When religious liberals say that the Bible is a good and wise book, or worse, that it’s the supreme source of morality, how can they object when fundamentalists say that all our laws should be based on the Bible? How can they object when the religious right cites verses from the Bible that command the subordination of women or the criminalization of homosexuality?

Liberal Christians are in an unenviable spot between the rock of unbending dogma and the hard place of secular humanism, and as a result liberal Christianity is on the decline, as the religion can’t be easily adapted to progressive views without cherry picking the Bible to Jeffersonian pieces. When secular humanism offers a more appealing ethos than any form of Christianity, what do progressive Christians need churches for except to meet with like-minded folk?

The moral authority with which Christianity once anointed its followers has left the building, leaving only ritual, superstition, and privilege. Oh yeah, and a simmering resentment that those privileges (they like to call them “religious freedoms”) are being eroded. Lee sees the situation similarly, writing:

The general and uncritical acceptance of faith as a virtue creates an atmosphere in which poisonous fundamentalism can breathe and thrive. By contrast, the New Atheists believe that everyone is better off when personal morality is based on reason and conscience, not obedience to ancient texts or unelected authority figures.

The inherent humanist ethos of New Atheism is, I think, another innovation that separates it from “old” atheism. Unlike previous generations of atheists, this crop thinks of themselves as a political bloc and a community with a progressive (and obviously secular) humanist ethical system to offer as an alternative to religious moralism. Previous generations of atheist writers tended to focus on defeating arguments for the existence of god(s), and took little interest in other issues of the day. At the same time there were many atheist progressive activists who remained in the closet as recently as the Civil Rights movement in order to fight against discrimination occurring in other overlapping domains of privilege. Philip Randolph for instance would’ve been trumped right out of the Civil Rights movement that he helped to build, had the public known he was a (gasp!) atheist.

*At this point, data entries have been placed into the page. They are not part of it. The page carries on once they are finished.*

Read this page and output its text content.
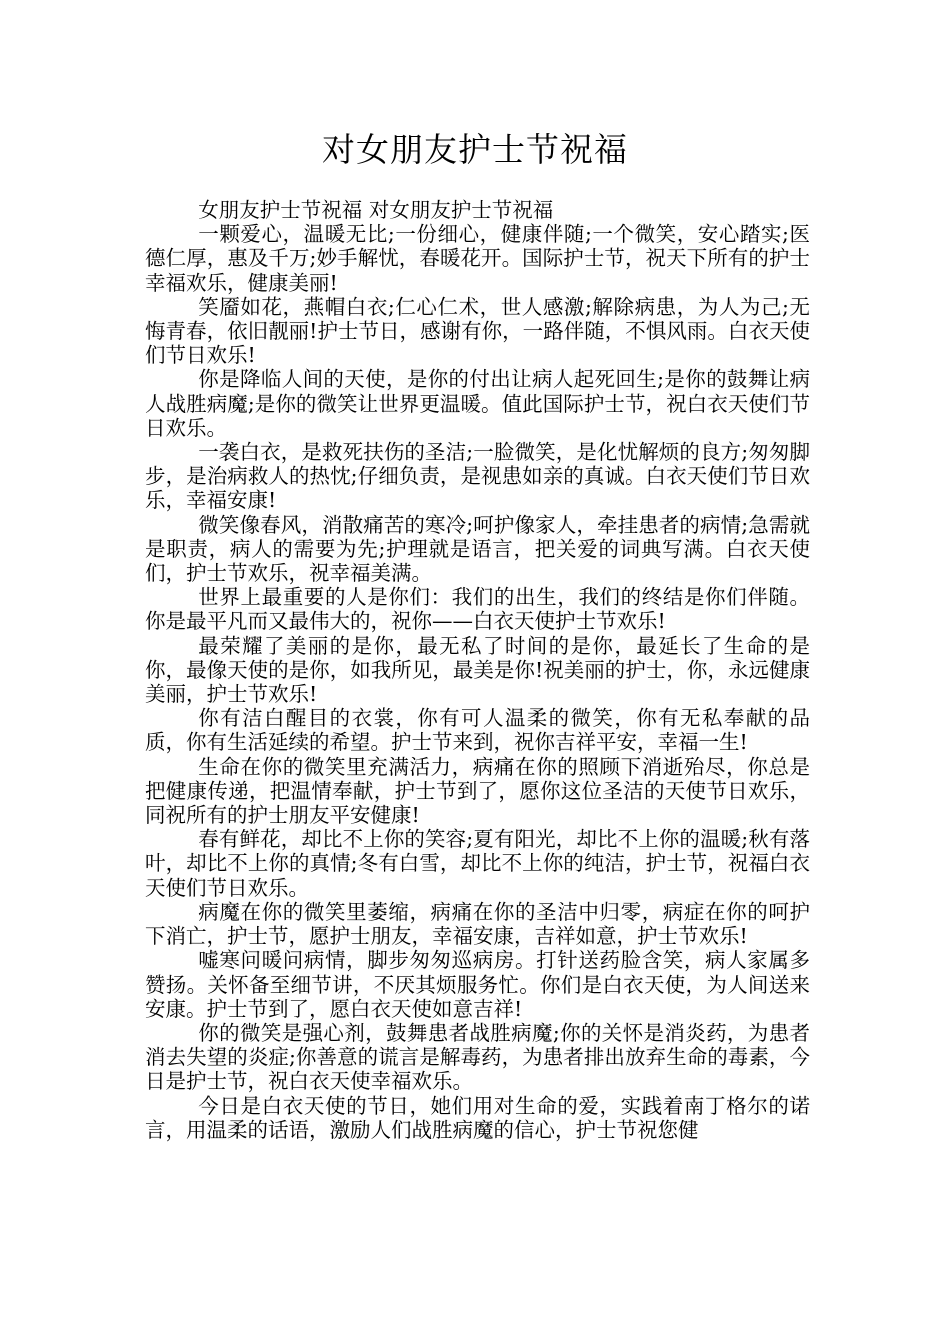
对女朋友护士节祝福

女朋友护士节祝福 对女朋友护士节祝福

一颗爱心，温暖无比;一份细心，健康伴随;一个微笑，安心踏实;医德仁厚，惠及千万;妙手解忧，春暖花开。国际护士节，祝天下所有的护士幸福欢乐，健康美丽!

笑靥如花，燕帽白衣;仁心仁术，世人感激;解除病患，为人为己;无悔青春，依旧靓丽!护士节日，感谢有你，一路伴随，不惧风雨。白衣天使们节日欢乐!

你是降临人间的天使，是你的付出让病人起死回生;是你的鼓舞让病人战胜病魔;是你的微笑让世界更温暖。值此国际护士节，祝白衣天使们节日欢乐。

一袭白衣，是救死扶伤的圣洁;一脸微笑，是化忧解烦的良方;匆匆脚步，是治病救人的热忱;仔细负责，是视患如亲的真诚。白衣天使们节日欢乐，幸福安康!

微笑像春风，消散痛苦的寒冷;呵护像家人，牵挂患者的病情;急需就是职责，病人的需要为先;护理就是语言，把关爱的词典写满。白衣天使们，护士节欢乐，祝幸福美满。

世界上最重要的人是你们：我们的出生，我们的终结是你们伴随。你是最平凡而又最伟大的，祝你——白衣天使护士节欢乐!

最荣耀了美丽的是你，最无私了时间的是你，最延长了生命的是你，最像天使的是你，如我所见，最美是你!祝美丽的护士，你，永远健康美丽，护士节欢乐!

你有洁白醒目的衣裳，你有可人温柔的微笑，你有无私奉献的品质，你有生活延续的希望。护士节来到，祝你吉祥平安，幸福一生!

生命在你的微笑里充满活力，病痛在你的照顾下消逝殆尽，你总是把健康传递，把温情奉献，护士节到了，愿你这位圣洁的天使节日欢乐，同祝所有的护士朋友平安健康!

春有鲜花，却比不上你的笑容;夏有阳光，却比不上你的温暖;秋有落叶，却比不上你的真情;冬有白雪，却比不上你的纯洁，护士节，祝福白衣天使们节日欢乐。

病魔在你的微笑里萎缩，病痛在你的圣洁中归零，病症在你的呵护下消亡，护士节，愿护士朋友，幸福安康，吉祥如意，护士节欢乐!

嘘寒问暖问病情，脚步匆匆巡病房。打针送药脸含笑，病人家属多赞扬。关怀备至细节讲，不厌其烦服务忙。你们是白衣天使，为人间送来安康。护士节到了，愿白衣天使如意吉祥!

你的微笑是强心剂，鼓舞患者战胜病魔;你的关怀是消炎药，为患者消去失望的炎症;你善意的谎言是解毒药，为患者排出放弃生命的毒素，今日是护士节，祝白衣天使幸福欢乐。

今日是白衣天使的节日，她们用对生命的爱，实践着南丁格尔的诺言，用温柔的话语，激励人们战胜病魔的信心，护士节祝您健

Today, the humanist ethos is married to movement atheism. They don’t go anywhere alone, because secular-humanism is the mature social medium which enables atheists to be good people, just as it has enabled criminal justice systems in secular democratic republics like the U.S.A. to judge what is right and what is wrong for more than two centuries. The ethical system of the New Atheists is the same Enlightenment tradition that constitutes the foundation of the Western democratic tradition, with adaptations that expand human rights. Contrast this with Christian ethics which cannot change without having to invent characters like ‘liberal Jesus’. Or even better, contrast secular-humanism with Mormonism, which is half as old and spawned scandalous ethical violations and moral outrage from its very inception to this very day.

Lee says as much using far fewer words, then concludes that the rise of the Nones itself demonstrates the efficacy of New Atheism’s standard of brutal honesty. Because his words ring so true, I’ll leave you with Lee’s conclusion:

We believe that society will be more just, more prosperous and more peaceful when elected officials can set policy based simply on a reasoned weighing of the evidence, and not appeals to scripture. Thus, our claim is that by weakening the power of religion, both religious liberals and secular humanists stand to gain.

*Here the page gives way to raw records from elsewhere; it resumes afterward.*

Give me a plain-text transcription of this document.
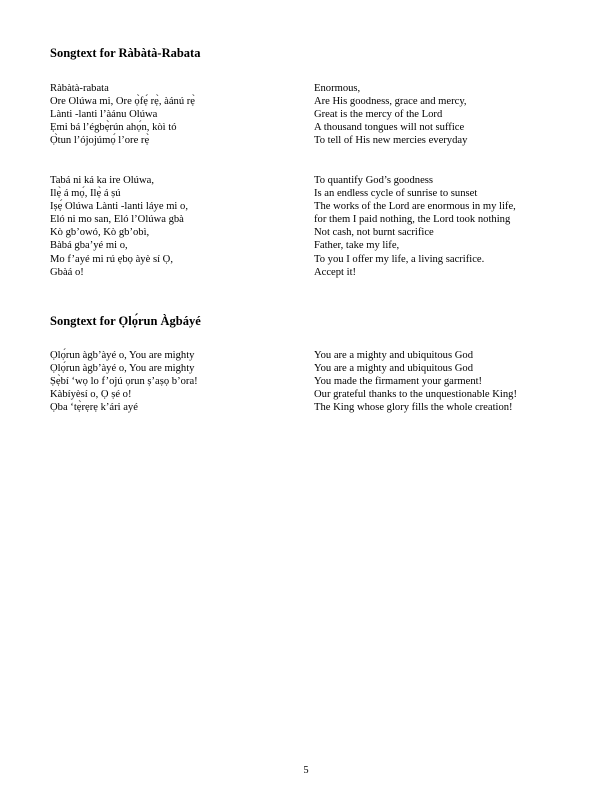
Songtext for Ràbàtà-Rabata
Ràbàtà-rabata
Ore Olúwa mi, Ore ọ̀fẹ́ rẹ̀, àánú rẹ̀
Lànti -lanti l’àánu Olúwa
Ẹmi bá l’égbẹ̀rún ahọ́n, kòì tó
Ọ̀tun l’ójojúmọ́ l’ore rẹ̀
Enormous,
Are His goodness, grace and mercy,
Great is the mercy of the Lord
A thousand tongues will not suffice
To tell of His new mercies everyday
Tabá ni ká ka ire Olúwa,
Ilẹ̀ á mọ́, Ilẹ̀ á ṣú
Iṣẹ́ Olúwa Lànti -lanti láye mi o,
Eló ni mo san, Eló l’Olúwa gbà
Kò gb’owó, Kò gb’obì,
Bàbá gba’yé mi o,
Mo f’ayé mi rú ẹbọ àyè sí Ọ,
Gbàá o!
To quantify God’s goodness
Is an endless cycle of sunrise to sunset
The works of the Lord are enormous in my life,
for them I paid nothing, the Lord took nothing
Not cash, not burnt sacrifice
Father, take my life,
To you I offer my life, a living sacrifice.
Accept it!
Songtext for Ọlọ́run Àgbáyé
Ọlọ́run àgb’àyé o, You are mighty
Ọlọ́run àgb’àyé o, You are mighty
Ṣẹ̀bí ‘wọ lo f’ojú ọrun ṣ’aṣọ b’ora!
Kàbíyèsí o, Ọ ṣé o!
Ọba ‘tẹ̀rẹrẹ k’ári ayé
You are a mighty and ubiquitous God
You are a mighty and ubiquitous God
You made the firmament your garment!
Our grateful thanks to the unquestionable King!
The King whose glory fills the whole creation!
5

Will it drive people away to attack their deepest beliefs? …. We New Atheists give people more credit than that. We believe that that if we speak our minds, people will be capable of judging our argument on the merits, and if we’re honest about what we think, they’ll come to respect our sincerity even when they don’t agree with us. In short, we believe that if we treat people like rational adults, they’ll live up to that standard. It might seem a misguided hope given what we’re fighting against, but then again, the demographic trend suggests that our approach is exactly right.